MUPROSI members in December 2020. Photo courtesy of Nakmak Douti and Abdou-Rakim Bouraima
In Togo, modest healthcare packages bring some relief
In Togo, where workers in the informal economy – an estimated 93% of the country’s workforce – are excluded from the state’s social protection provisions, worker associations and allies have set up community or trade union health mutuals. While the healthcare packages are modest, the members welcome the relief this brings when they most need it.
MUPROSI – one of 29 health mutuals in Togo – was initiated by the Federation of Wood and Construction Workers of Togo (FTBC-Togo), under the leadership of one of its active members: Le Syndicat des Vendeurs de Matériaux de Construction du Togo (SYVEMACOT). It was launched with a statute, bylaws and an executive board in 2006 and operates as a social, non-profit association based on mutual aid and solidarity. Among its objectives are to guarantee access to high-quality healthcare to its members and gradually establish a wider social protection system. Most beneficiaries are in Greater Lomé. By 2022, MUPROSI had registered 1,231 direct members – 518 women and 713 men – with a further 4,269 beneficiaries who are dependants of members.
The health conditions MUPROSI covers include malaria, diarrhoeal and respiratory diseases, trauma and minor surgery, emergencies, and prenatal consultations and childbirth (excludes caesarean section). It also covers generic drugs from the health centres it has contracts with. The mutual’s coverage is limited to three claims per member and family per year and requires that members are up-to-date with their contributions.
The analysis of MUPROSI formed part of a WIEGO and StreetNet International study of worker-led schemes in Togo, Nigeria and Uganda, which found that – in the context of weak formal protections for workers – SSE entities help in meeting their members’ social protection needs.

One of Argentina’s Children’s Leisure and Learning Centres, which are set up as cooperatives. Photo courtesy of MTE-UTEP
Childcare centres in Argentina are life-changing for women who work late
In Argentina, women in informal employment were key to setting up childcare centres as cooperatives. UTEP established the Children’s Leisure and Learning Centres (Centros Infantiles de Recreación y Aprendizaje, CIRA) in the early 2000s together with El Movimiento de Trabajadores Excluidos (MTE) and the Che Pibe Foundation.
Twelve CIRA centres in four provinces – Corrientes, Córdoba, Chubut and Buenos Aires – provide care to more than 870 families. They cater to children between the ages of 6 weeks and 15 years whose parents work as garment workers, construction workers, community workers, street vendors and waste pickers.
With the success of these worker-run and -owned childcare cooperatives in enabling parents in the informal economy to work more effectively and grow their incomes – and in providing high-quality education – the cooperatives began to receive some support from public childcare systems.
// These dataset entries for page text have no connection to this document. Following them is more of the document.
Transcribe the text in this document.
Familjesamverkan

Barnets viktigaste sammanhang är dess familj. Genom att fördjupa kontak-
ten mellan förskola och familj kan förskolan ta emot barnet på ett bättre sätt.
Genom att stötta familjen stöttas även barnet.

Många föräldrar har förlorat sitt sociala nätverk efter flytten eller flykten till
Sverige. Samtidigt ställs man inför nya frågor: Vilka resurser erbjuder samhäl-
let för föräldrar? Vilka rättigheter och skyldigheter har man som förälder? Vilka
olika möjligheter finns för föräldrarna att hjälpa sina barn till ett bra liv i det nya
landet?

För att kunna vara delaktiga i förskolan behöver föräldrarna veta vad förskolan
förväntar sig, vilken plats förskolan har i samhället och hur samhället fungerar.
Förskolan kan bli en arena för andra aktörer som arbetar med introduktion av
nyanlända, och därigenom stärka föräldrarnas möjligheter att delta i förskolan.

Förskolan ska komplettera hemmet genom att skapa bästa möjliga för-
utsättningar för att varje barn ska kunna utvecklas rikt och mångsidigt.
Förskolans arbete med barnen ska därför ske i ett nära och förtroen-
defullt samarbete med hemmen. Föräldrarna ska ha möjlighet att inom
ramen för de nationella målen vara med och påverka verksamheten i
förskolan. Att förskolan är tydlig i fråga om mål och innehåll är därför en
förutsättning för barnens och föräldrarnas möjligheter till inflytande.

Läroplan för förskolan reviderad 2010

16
A critical difference between these childcare centres and many others is that they provide a safe space beyond conventional working hours. Most waste pickers work in the evenings, when businesses are closed and recyclables can be collected. Having access to the CIRA centres means that women in informal employment are no longer forced to leave their young children at home unattended, take them along to work, or stay home to provide care at the cost of their own incomes.
The social community arm of MTE-UTEP also manages 750 soup kitchens throughout Argentina. Most of the kitchens facilitate art workshops, offer school tutoring and organize sports for children and adolescents.
This is the second blog in a series to mark the United Nations Year of the Cooperative, where WIEGO highlights the ways in which SSE organizations support workers in informal employment.